Spruce Trail map with exhibit stops.

You can get a map of the Spruce Mill Trail from inside the Pearson Air Museum.  Out on the trail, most of the stops are not marked with information tablets – something for the future.

Pearson air museum

Photos of the Vancouver Cut-up Plant.

Model of the Cut-up Plant at Vancouver.

Ongoing archaeological investigations probe further into the history of the grounds.  The best place to investigate the short history of the Cut-up Plant is to be found inside the hangar of the Pearson Airfield, now a museum

Curtiss JN-4B on display from postwar era.

DH-4 with Liberty engine

DH-4 model showing wood structure
DH-4 with wood structure of fuselage and wings.

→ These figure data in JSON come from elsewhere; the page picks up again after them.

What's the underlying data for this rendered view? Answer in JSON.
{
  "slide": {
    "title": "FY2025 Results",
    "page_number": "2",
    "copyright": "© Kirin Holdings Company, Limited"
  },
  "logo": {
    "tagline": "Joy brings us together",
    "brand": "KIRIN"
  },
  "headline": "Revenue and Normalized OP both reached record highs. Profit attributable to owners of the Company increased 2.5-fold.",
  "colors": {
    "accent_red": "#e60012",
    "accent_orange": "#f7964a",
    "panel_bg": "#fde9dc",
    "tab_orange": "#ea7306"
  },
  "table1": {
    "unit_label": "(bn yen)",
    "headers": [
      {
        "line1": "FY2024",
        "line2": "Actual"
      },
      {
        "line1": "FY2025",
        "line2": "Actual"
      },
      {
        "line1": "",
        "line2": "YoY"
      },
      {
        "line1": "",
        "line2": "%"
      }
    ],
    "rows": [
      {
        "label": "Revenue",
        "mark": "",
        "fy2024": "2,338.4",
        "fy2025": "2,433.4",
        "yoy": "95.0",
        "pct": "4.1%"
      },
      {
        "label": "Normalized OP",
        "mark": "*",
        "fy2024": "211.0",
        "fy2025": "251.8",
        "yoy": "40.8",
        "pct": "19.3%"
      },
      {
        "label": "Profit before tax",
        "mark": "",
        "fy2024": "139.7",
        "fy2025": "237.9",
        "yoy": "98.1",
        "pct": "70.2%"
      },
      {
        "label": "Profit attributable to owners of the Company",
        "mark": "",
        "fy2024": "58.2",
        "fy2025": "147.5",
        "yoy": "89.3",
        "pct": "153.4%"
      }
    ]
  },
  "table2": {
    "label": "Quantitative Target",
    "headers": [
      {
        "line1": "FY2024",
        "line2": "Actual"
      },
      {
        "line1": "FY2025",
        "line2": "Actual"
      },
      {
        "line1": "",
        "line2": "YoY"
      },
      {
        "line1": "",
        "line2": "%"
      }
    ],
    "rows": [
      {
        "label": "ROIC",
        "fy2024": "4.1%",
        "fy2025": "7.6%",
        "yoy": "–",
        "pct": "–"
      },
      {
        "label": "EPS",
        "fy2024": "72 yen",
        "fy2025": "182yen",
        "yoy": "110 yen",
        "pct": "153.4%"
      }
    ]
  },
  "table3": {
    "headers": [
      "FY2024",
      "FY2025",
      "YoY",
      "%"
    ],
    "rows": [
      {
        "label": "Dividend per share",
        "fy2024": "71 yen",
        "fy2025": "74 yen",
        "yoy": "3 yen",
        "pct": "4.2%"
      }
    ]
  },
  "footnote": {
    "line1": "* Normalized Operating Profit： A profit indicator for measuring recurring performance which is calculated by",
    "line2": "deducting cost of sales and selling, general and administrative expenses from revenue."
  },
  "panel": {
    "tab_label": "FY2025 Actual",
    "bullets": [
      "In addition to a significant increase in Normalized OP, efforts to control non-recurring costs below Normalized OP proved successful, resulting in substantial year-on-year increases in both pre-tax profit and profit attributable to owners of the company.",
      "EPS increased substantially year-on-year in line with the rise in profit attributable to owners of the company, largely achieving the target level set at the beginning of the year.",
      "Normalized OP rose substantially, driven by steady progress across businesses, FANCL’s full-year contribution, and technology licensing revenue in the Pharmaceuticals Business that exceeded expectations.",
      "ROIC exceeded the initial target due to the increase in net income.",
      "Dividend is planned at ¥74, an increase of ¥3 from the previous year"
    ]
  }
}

Vintage view of SPD tents interior

Life size mock up of SPD tents.

Inside the mock up SPD tents

The museum is devoted mostly to the air service activity on the post, complete with both a DH-4B and a Curtiss Jenny trainer.  The huge model of the Cut-up Plant and a replica of one of the tents the mill soldiers used to live in go a long way to giving somewhat of a better idea of the amazing plant that lived less than a year on the north bank of the Columbia River.